05º A Tartaruga Vermelha

Coprodução francesa com o Ghibli, o debut na tela grande do diretor de curtas, Michael Dudok de Wit, é uma das melhores amostras puras de arte sensorial da década, em que não há grande razão para nada fora a existência em sua totalidade contemplativa e primitiva - questionavelmente idealizada, mas ainda bela. 

04º Divertida Mente


Peter Docter é um diretor de filmografia perfeita. No começo, os louros iam a Lasseter; depois, a Andrew Stanton. Hoje, vejo como unânime e irrefutável a convicção na supremacia intelectual e sensitiva de Docter no time criativo da Pixar. Monstros S.A, Up e Divertida Mente são todos, talvez, top 5 da Pixar, uma regularidade talvez evolutiva em questões existenciais e emotivas acima até do aspecto técnico. Talvez, ele pudesse entrar outra vez na lista com Soul, a ser lançado no Natal. A Pixar passou por uma década difícil e mais desértica que seu normal, mas não por causa de Peter, sua principal esfera espiritual. 

03º Frozen

Certamente o meu favorito da lista, Frozen é um filme que sofre até hoje por saturação. E é compreensível. Let it Go foi um marco na indústria, mas atualmente, poderia facilmente ser a trilha sonora do inferno, e os rostos de Anna e, principalmente, Elsa (que tomou para si o título de A Frozen) se tornaram tão onipresentes em produtos para crianças, como figurinhas, objetos de decoração e festas, que é natural se ter uma antipatia por elas. 

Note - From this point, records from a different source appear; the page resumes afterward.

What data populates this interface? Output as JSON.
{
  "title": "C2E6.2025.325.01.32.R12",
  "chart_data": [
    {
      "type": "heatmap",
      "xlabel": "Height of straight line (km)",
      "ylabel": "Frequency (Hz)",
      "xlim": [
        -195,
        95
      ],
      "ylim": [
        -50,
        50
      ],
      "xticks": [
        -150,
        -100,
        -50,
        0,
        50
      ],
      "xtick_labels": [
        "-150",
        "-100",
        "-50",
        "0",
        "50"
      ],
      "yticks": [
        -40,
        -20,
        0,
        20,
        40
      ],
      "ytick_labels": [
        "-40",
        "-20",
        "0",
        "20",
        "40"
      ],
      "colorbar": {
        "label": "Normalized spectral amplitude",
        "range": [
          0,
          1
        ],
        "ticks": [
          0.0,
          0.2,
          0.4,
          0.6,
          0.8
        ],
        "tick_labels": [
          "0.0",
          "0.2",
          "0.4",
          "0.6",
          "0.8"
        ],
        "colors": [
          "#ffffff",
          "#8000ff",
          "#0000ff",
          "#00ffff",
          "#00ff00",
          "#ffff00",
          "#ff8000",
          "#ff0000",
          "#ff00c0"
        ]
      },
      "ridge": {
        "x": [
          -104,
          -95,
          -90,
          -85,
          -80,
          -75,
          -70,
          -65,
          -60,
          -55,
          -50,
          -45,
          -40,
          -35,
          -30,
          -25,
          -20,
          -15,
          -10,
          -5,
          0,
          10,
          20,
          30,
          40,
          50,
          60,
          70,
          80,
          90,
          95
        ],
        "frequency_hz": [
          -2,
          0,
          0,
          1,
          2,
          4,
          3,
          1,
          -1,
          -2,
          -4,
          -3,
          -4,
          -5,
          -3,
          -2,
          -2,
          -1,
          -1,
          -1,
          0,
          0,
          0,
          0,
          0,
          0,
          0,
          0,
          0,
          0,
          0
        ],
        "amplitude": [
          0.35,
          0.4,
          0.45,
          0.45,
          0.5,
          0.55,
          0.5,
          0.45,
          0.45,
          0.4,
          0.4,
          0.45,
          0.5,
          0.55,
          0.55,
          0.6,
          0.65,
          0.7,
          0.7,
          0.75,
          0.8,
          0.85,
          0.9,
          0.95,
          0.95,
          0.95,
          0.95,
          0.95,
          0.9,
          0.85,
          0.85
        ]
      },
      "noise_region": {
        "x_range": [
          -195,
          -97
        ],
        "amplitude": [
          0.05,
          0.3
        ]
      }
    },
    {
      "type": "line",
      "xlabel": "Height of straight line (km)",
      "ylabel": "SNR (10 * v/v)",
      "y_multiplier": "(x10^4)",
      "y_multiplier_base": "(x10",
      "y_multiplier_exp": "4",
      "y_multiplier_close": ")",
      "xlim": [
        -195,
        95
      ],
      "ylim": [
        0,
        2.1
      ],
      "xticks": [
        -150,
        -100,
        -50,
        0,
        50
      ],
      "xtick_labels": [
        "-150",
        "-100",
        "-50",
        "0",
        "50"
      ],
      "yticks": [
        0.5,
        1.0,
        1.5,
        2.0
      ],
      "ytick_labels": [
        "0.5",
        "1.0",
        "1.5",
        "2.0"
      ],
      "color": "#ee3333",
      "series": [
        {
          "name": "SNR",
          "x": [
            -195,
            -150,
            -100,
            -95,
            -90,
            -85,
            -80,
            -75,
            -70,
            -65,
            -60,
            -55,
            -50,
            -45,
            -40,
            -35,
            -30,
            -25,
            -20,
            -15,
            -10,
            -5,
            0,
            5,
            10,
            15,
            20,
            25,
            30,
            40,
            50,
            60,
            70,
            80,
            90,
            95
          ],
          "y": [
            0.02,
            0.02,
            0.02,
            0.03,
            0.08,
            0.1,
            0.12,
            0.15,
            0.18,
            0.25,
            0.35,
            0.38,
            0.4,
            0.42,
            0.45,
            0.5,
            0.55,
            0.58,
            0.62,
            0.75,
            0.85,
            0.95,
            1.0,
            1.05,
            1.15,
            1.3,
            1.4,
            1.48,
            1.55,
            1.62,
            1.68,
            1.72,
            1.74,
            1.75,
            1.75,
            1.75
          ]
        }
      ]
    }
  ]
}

Porém, deve-se abstrair qualquer rancor (menos se você for um pai ou mãe, talvez), pois a adaptação livre do conto da Princesa da Neve é o primeiro grande marco da Disney neste século, e obviamente seu grande expoente na mudança de ares do estúdio, alavancando a carreira da diretora, Jennifer Lee, hoje chefe criativa do setor de animação da Disney, numa trajetória espelhada às adoráveis protagonistas, símbolos de uma nova geração de garotas que domam seu destino.

Mas não é somente na militância que se encontra a força de Frozen, e sim, principalmente, na harmonização dessa atualidade social com a dimensão de seu encanto, uma magia tocante e sensibilizadora que estava sumida do estúdio desde a laureada Renascença. 

Se o marketing de Frozen passou dos limites, o filme segue lá, num pedestal merecido e inalcançável. 

O Conto da Princesa Kaguya

Hayao Miyazaki se tornou sinônimo do Ghibli mundialmente, mas a idade, por mais que idolatre e ache o diretor de Mononoke Hime e Chihiro um gênio absoluto, me fez ver com predileção a filmografia de outro criador do estúdio, menos celebrado, mas igualmente transcendental na arte de fazer filmes - Isao Takahata. Suas obras são menos fantásticas e mais humanistas, pelo menos as melhores, mas não por isso deixam de pegar o lado fabuloso e lúdico da vida, mesmo que seja como um escapismo da tragédia. O Túmulo dos Vagalumes e Into Yesterday são obras monumentais, e se Pompoko e Yamadas são trabalhos competentes, mas discretos, Isao fez de Kaguya o potencial melhor último filme de uma carreira da história, uma despedida sublime de alguém que, quando parecia não ter mais energias de produzir uma masterpiece - Hayao chegou a chamá-lo de preguiçoso -, entregou uma ode ao imaginário e ao feminino de uma beleza e delicadeza inigualáveis na vasta e debochada lista de filmes da casa de Totoro. 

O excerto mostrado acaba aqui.